女性に対する暴力の根絶へ、性暴力被害者支援法の成立と、刑法改正の実現を

2019年6月

 「#Me Too」「#With You」-セクシュアルハラスメントや性暴力への抗議が広がっています。

 レイプ事件無罪判決に異議を申し立てた「フラワーデモ」は、4月の東京から始まり、6月には9都市で開催。女性たちは、「今まで話せなかった」「被害を次の世代に続かせてはならない」と、次々と発言に立ちました。

 大学では、「ストップ!キャンパス性暴力」をかかげ、学内・就活での性暴力防止と「性的同意」を学び合う学生たちの運動が着実に進んでいます。

 2017年に110年ぶりに刑法性犯罪規定が改正されましたが、その内容は、国際水準からは程遠く「周回遅れ」のものでした。多くの被害は潜在化し、加害者は野放しにされています。

 この状況を根本から変える必要があります。

 日本共産党は、参院選重点政策において、「個人の尊厳とジェンダー平等」の実現、性暴力被害者支援の拡充と刑法の抜本改正を公約にかかげました。

 個人の尊厳とジェンダー平等のために――差別や分断をなくし、誰もが自分らしく生きられる社会へ

性暴力被害者支援法の制定とワンストップ支援センターの充実を

 内閣府「男女間における暴力に関する調査」(2017年度)で「無理やり性交等をされたことのある」女性は1807人の回答者の7.8%にのぼり、この被害実態を性暴力救援センター大阪(SACHICO)では、一年間に6-7万人と推計しています。

 多くの被害者は「恥ずかしい」「自分さえがまんすれば」などと、どこにも誰にも相談できず、警察にも病院にも支援センターにもつながることができずにいます。性暴力は、心身に長期に深刻なダメージを与え、被害を思い出し、異性に対する恐怖心を持つなど日常生活にも支障をきたします。

 被害者が早期に支援につながれることは、その後の被害回復、生活再建にきわめて重要です。社会全体に、「被害者は悪くない」「性暴力は加害者が悪い」のメッセージを打ち出し、全国どこでも1か所で十分な支援を受けられる体制を整備する必要があります。
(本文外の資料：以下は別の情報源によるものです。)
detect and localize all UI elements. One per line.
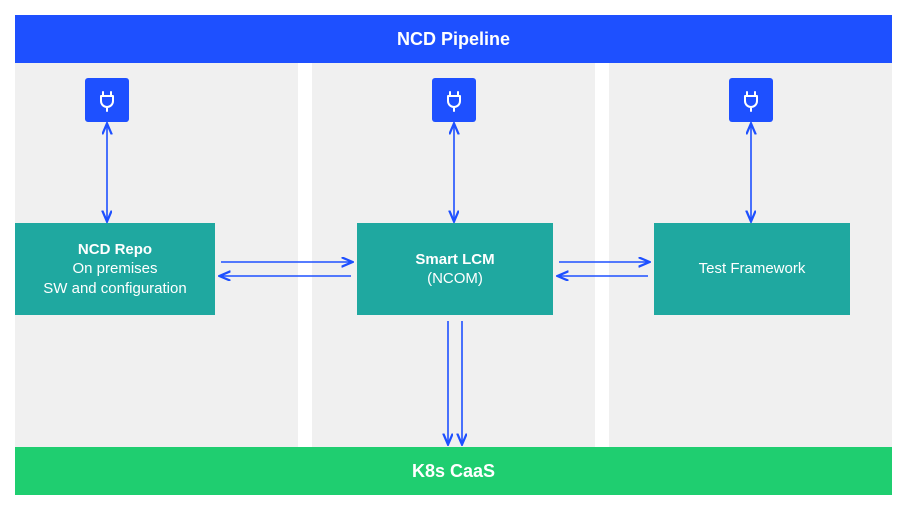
arrows-layer — [0, 0, 907, 510]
 性暴力被害者が相談できるワンストップ支援センターは、2018年秋に各県1か所に設置され、全国54か所になっています。(日本弁護士連合会調べ2018年11月)

 しかし、急性期の被害者に医療的ケア(緊急避妊、感染症予防など)、証拠保全を行える病院拠点型センターや、24時間365日対応のセンターはそれぞれ10数か所にとどまっています。

 内閣府の交付金予算は2019年度2.1億円で、交付金要綱によると、拠点となる病院の整備に使える交付金は、多くても1か所30万円にすぎません。医療費等の交付金申請を行わない府県もあり、多くのセンターは、脆弱な財政基盤の下、医師の多忙と低賃金のスタッフ、ボランティアの熱意に支えられている現状です。

 各県に病院拠点型センターを最低1か所設置する必要があります。

 性暴力からの回復へ、被害者が速やかにつながることができるよう、国は抜本的に予算を拡充し、支援体制を強化すべきです。

 日本共産党は野党共同で、2018年6月、衆議院に「性暴力被害者支援法案」を提出しました。http://www.shugiin.go.jp/internet/itdb_gian.nsf/html/gian/honbun/houan/g19605035.htm

 法案の成立に力を尽くし、センターの充実をはかっていきます。

 ※国連「女性に対する暴力に関する立法ハンドブック」(2009)は「女性20万人に1か所のレイプ・クライシスセンター」の設置を求めています。また、センターは「性暴力の被害者が、国の費用により、妊娠検査、緊急避妊、人工妊娠中絶、性感染症の治療、負傷の治療、被害後の予防およびカウンセリングを含む、包括的かつ総合的なサービス」と「被害者による警察への被害の申告の有無を条件とするものではない」ことがもとめられています。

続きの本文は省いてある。